Castro - O transporte por aplicativo poderia entrar como uma espécie de transporte por demanda, ao qual ele poderia trazer os passageiros para um sistema troncarizado de ônibus, que, por sua vez, deslocaria o passageiro por um trajeto maior. Muitas vezes, isso já está acontecendo de foram natural: a pessoa pega um ônibus, faz o seu trajeto maior, pagando R$ 4,80 que é a tarifa atual; depois, próximo a sua residência, ela desce na sua parada, e pega um Uber até a sua casa. Isso acontece com taxi também. Mas, claro, isso não está regulado, está acontecendo de forma orgânica, natural. Com o mínimo de organização, os aplicativos poderiam contribuir mais com o deslocamento das pessoas. Mas ainda não temos um modelo, uma definição sobre isso.
JC - E sobre as bicicletas? Há previsão de ampliar as ciclovias?

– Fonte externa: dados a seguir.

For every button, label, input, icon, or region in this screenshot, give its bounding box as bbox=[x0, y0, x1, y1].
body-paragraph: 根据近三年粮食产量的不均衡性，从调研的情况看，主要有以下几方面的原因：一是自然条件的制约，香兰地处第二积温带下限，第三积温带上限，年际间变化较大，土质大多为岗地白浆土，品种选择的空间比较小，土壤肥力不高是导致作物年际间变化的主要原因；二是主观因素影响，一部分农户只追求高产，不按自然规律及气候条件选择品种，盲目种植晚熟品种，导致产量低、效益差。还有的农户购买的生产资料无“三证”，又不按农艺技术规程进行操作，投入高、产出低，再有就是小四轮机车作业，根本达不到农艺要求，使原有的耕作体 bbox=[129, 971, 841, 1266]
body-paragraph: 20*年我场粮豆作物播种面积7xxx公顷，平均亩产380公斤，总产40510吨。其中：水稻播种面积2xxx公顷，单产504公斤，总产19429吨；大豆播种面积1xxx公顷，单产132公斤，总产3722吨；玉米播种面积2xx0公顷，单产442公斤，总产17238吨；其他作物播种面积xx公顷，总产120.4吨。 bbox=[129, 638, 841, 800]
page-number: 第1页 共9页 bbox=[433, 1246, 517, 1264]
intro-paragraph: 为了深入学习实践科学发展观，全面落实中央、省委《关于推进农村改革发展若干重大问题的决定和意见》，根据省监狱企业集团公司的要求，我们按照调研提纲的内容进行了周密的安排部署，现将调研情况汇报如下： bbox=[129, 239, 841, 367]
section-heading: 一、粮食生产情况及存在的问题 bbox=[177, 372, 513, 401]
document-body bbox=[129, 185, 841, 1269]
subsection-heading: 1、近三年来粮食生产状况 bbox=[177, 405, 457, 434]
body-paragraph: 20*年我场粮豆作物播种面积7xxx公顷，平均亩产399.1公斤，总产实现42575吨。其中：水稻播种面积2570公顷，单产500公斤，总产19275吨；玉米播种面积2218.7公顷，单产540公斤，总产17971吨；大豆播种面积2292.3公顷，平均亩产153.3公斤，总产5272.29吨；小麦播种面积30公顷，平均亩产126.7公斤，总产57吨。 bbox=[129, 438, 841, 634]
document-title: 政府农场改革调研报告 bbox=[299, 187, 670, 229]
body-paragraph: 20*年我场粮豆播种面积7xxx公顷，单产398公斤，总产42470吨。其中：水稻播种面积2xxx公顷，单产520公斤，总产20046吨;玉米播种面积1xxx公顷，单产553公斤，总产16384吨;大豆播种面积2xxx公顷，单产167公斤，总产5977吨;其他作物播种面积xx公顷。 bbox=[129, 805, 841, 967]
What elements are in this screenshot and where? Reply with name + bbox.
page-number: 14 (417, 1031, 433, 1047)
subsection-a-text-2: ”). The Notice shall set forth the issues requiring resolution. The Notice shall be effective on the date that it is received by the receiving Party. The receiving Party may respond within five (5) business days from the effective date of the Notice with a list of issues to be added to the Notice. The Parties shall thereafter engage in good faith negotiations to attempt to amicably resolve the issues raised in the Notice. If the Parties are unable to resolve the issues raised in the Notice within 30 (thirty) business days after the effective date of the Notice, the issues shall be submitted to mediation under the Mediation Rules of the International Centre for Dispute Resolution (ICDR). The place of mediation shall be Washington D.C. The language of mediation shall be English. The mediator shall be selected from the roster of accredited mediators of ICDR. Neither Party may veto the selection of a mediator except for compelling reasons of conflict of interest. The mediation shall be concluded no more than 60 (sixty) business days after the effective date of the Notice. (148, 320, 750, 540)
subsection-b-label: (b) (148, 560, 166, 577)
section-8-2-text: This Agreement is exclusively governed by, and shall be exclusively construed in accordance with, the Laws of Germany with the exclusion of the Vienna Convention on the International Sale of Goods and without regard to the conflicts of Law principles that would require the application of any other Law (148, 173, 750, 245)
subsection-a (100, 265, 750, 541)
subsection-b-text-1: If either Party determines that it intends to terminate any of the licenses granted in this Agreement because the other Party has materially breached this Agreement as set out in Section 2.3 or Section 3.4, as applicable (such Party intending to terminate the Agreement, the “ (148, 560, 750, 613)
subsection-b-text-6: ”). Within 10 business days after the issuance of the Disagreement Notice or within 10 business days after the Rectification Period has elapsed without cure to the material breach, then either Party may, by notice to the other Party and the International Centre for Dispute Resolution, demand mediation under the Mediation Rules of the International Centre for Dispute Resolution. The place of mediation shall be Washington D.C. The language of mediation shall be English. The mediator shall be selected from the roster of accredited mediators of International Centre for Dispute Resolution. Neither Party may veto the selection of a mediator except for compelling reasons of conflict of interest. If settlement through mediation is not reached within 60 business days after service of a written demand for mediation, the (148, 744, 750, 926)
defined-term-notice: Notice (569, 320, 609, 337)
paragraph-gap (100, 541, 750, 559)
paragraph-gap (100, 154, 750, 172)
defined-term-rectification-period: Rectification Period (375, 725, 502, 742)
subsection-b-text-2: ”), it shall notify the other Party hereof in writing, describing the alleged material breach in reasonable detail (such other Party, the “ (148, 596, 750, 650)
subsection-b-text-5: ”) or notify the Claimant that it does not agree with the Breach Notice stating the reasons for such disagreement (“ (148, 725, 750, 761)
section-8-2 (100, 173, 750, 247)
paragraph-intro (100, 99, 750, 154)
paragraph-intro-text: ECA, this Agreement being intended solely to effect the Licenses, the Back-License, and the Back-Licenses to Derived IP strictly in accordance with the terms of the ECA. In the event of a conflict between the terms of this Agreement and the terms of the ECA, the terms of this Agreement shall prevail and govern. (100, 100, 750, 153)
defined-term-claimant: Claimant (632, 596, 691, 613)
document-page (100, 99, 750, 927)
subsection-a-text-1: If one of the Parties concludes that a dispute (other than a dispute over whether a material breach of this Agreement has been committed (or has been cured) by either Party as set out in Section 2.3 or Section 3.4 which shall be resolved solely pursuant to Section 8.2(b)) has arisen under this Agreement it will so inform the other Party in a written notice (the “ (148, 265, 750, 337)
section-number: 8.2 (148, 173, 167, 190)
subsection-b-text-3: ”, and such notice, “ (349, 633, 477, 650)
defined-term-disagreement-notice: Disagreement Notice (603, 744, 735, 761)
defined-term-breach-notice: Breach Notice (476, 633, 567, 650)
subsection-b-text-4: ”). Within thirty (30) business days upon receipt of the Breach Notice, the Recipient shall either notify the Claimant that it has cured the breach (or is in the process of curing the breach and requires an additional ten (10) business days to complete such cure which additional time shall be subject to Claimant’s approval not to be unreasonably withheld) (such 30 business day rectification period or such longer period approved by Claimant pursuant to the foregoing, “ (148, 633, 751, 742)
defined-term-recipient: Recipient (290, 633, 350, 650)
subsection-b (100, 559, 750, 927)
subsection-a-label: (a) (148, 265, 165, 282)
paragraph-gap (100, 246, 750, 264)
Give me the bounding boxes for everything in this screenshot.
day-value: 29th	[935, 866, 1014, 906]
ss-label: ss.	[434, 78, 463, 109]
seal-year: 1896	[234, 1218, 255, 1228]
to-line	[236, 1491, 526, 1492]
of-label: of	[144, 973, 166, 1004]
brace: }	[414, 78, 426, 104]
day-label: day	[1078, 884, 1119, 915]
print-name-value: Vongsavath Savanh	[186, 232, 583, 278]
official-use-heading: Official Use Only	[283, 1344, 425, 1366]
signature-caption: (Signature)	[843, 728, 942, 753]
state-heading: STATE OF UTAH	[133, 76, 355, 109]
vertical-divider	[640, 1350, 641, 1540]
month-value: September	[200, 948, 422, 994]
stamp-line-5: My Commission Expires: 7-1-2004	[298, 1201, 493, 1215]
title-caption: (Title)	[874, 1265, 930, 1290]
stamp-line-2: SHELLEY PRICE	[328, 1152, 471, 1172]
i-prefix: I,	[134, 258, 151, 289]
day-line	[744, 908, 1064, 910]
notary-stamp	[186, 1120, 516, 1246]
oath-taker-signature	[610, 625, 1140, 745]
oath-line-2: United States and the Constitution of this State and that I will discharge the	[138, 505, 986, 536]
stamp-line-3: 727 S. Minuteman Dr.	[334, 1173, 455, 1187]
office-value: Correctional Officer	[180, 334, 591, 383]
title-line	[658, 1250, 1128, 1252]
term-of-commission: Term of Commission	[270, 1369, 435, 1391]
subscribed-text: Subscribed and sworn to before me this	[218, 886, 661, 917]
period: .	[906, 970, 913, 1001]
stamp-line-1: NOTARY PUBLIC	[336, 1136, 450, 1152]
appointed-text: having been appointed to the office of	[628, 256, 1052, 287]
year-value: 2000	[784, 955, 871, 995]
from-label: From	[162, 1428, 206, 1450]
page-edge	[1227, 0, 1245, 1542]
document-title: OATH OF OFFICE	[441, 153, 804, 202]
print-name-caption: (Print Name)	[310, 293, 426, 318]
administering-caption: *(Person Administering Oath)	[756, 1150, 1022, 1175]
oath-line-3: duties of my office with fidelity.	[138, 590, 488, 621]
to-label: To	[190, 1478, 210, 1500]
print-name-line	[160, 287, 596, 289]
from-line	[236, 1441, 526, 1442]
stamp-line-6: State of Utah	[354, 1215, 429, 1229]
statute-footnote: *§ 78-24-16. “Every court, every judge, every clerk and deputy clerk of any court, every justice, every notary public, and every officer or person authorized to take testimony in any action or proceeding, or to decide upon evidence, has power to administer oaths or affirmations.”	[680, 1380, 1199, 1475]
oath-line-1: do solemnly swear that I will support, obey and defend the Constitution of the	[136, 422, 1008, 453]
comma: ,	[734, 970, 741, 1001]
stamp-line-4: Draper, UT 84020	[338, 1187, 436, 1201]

Castro - A secretaria está debruçada em ter um sistema cicloviário seguro para as pessoas. Hoje temos 38 quilômetros de novos trechos para implantar, que já está na fase de projeto. Ao mesmo tempo, queremos olhar o sistema existente, com o objetivo de fazer as conexões que não foram implantadas. Não estou fazendo uma crítica ao que está implantado, mas uma observação. Muitas vezes, se aproveita uma obra em uma determinada via para implantar uma ciclovia, já aproveita a ocasião para incluir uma ciclovia no projeto. Então, se aproveita a obra que vai acontecer (para fazer a ciclovia), mas muitas vezes não se pensa na conexão (com outras ciclovias). Porto Alegre é uma das cidades com um maior volume de ciclovias, ciclofaixas, ciclorrotas e espaços para bicicletas no Brasil. São aproximadamente 50 quilômetros. O micro deslocamento é importante para pensar a mobilidade. É o caso do ciclista que saiu do bairro, foi até um ponto, botou sua bicicleta em um bicicletário, pegou um ônibus e veio ao Centro. Nossa visão é totalmente positiva quanto aos espaços para as bicicletas. Precisamos olhar a questão da segurança (do ciclista), as conexões (entre as ciclovias) e, evidentemente, a ampliar a rede.

Perfil

Adão de Castro Júnior nasceu em Porto Alegre em 13 de maio de 1966, mas logo sua família se mudou para Cachoeirinha. Entretanto, tem vivido pelos últimos 20 anos em Gravataí. Estudou os ensinos Fundamental e Médio em Cachoeirinha e Gravataí. Iniciou sua carreira na área de Segurança no Trânsito em 2000, em um centro de formação de condutores, onde atuou como instrutor. Em 2009, graduou-se em Gestão de Trânsito e Transporte, na Ulbra, em Canoas. A partir dos anos 2010, tornou-se professor do Instituto de Desenvolvimento Cultural (IDC) e do Senac , em Porto Alegre, no curso de pós-graduação em Gestão e Segurança. Ocupou um cargo técnico na Câmara Municipal de Gravataí em 2010, no mesmo ano que se filiou ao PSB. Em 2013, no início da gestão do ex-prefeito Marco Alba (MDB, 2013-2020), assumiu a Secretária Municipal de Mobilidade Urbana, cargo que ocupou até o início deste ano, quando deixou o posto para assumir a mesma pasta na gestão do prefeito de Porto Alegre, Sebastião Melo (MDB). Durante o período como secretário de Mobilidade de Gravataí, filiou-se ao MDB. Também é sócio da empresa Serviços de Consultoria, Assessoria e Planejamento em Trânsito Ltda. Preside a Associação Nacional de Fabricantes de Simuladores Profissionais.